Kenangan Alor NTT
Sudah tiga tahun saya meninggalkan Alor – NTT (bukan alornya Malay!!) dan kembali ke Jakarta. Tadinya setelah saya kembali ke Jakarta saya akan menulis semua eksplorasi saya selama di sana. Saya putuskan untuk menundanya. Mengetes kalau saya masih ingat semua tentang Alor. Ternyata memang kenangan Alor memang sulit dilupakan. Dan berikut sedikit cerita selama eksplorasi saya di Kabupaten Alor (pulau Alor, pulau Pantar dan beberapa pulau kecil seperti Ternate).
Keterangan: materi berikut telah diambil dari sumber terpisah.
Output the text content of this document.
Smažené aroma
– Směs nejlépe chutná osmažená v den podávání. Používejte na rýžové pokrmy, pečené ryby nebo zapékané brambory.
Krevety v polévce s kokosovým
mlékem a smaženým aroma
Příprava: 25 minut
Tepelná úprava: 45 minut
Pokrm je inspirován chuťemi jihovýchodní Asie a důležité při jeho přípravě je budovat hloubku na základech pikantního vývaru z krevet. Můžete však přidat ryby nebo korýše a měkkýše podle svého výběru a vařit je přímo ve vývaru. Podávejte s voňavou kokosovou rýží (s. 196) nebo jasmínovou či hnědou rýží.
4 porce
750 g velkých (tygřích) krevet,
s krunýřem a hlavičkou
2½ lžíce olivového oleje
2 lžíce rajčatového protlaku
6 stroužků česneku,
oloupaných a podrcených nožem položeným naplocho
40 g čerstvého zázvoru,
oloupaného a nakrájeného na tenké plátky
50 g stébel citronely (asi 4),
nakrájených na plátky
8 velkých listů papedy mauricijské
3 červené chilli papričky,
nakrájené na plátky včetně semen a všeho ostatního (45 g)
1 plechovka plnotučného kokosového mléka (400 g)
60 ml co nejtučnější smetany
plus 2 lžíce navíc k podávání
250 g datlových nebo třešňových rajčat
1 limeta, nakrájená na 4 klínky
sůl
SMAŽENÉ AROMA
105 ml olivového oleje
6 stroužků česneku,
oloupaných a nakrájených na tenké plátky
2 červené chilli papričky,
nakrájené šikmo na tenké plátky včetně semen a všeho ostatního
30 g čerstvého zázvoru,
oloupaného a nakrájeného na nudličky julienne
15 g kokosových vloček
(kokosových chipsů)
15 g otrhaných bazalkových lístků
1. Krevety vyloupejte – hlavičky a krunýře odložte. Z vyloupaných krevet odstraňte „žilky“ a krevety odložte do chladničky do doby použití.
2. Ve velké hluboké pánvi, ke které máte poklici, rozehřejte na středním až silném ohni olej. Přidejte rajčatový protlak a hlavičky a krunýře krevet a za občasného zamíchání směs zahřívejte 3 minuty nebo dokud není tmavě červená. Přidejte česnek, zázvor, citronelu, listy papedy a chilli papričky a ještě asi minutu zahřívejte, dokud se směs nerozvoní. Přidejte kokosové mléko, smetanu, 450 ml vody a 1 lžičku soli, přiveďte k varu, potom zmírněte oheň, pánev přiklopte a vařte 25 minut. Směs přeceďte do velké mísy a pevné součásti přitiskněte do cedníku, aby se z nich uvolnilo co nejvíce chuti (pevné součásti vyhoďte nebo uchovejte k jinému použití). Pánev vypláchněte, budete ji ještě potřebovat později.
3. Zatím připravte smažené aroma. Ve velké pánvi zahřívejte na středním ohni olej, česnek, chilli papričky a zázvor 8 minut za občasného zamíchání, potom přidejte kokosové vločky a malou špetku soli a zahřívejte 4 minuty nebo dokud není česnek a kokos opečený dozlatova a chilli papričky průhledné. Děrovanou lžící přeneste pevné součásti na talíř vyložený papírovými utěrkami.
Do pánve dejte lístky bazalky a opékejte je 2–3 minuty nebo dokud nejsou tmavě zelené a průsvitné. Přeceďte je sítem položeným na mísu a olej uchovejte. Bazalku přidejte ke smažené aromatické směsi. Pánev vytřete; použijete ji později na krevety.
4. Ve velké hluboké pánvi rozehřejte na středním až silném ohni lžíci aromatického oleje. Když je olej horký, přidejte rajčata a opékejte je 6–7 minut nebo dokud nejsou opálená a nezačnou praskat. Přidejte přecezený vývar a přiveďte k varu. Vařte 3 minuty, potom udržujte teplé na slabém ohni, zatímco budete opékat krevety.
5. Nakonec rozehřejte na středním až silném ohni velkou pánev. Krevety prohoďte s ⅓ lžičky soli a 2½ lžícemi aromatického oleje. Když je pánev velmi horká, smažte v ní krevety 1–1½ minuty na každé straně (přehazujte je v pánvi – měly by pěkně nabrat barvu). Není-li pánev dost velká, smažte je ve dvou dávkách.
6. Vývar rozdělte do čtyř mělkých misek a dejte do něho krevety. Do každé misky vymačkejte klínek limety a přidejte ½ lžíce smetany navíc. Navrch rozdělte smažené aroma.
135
Alor, merupakan sebuah kabupaten paling timur di provinsi NTT. Untuk mencapainya dapat ditempuh melalui laut yakni menggunakan Kapal Sirimau yang mengelilingi Nusa Tenggara dan Ambon dari Jakarta, atau dapat menggunakan pesawat udara. Saya memilih jalur udara karena saat menuju Alor cuaca tidak memungkinkan untuk menggunakan kapal laut. Untuk landing di Bandara Mali Alor melalui Bandara El Tari Kupang dapat menggunakan pesawat jenis baling-baling ATR-42 dari maskapai TriganaAir 5x seminggu dengan tarif sekitar 400rb.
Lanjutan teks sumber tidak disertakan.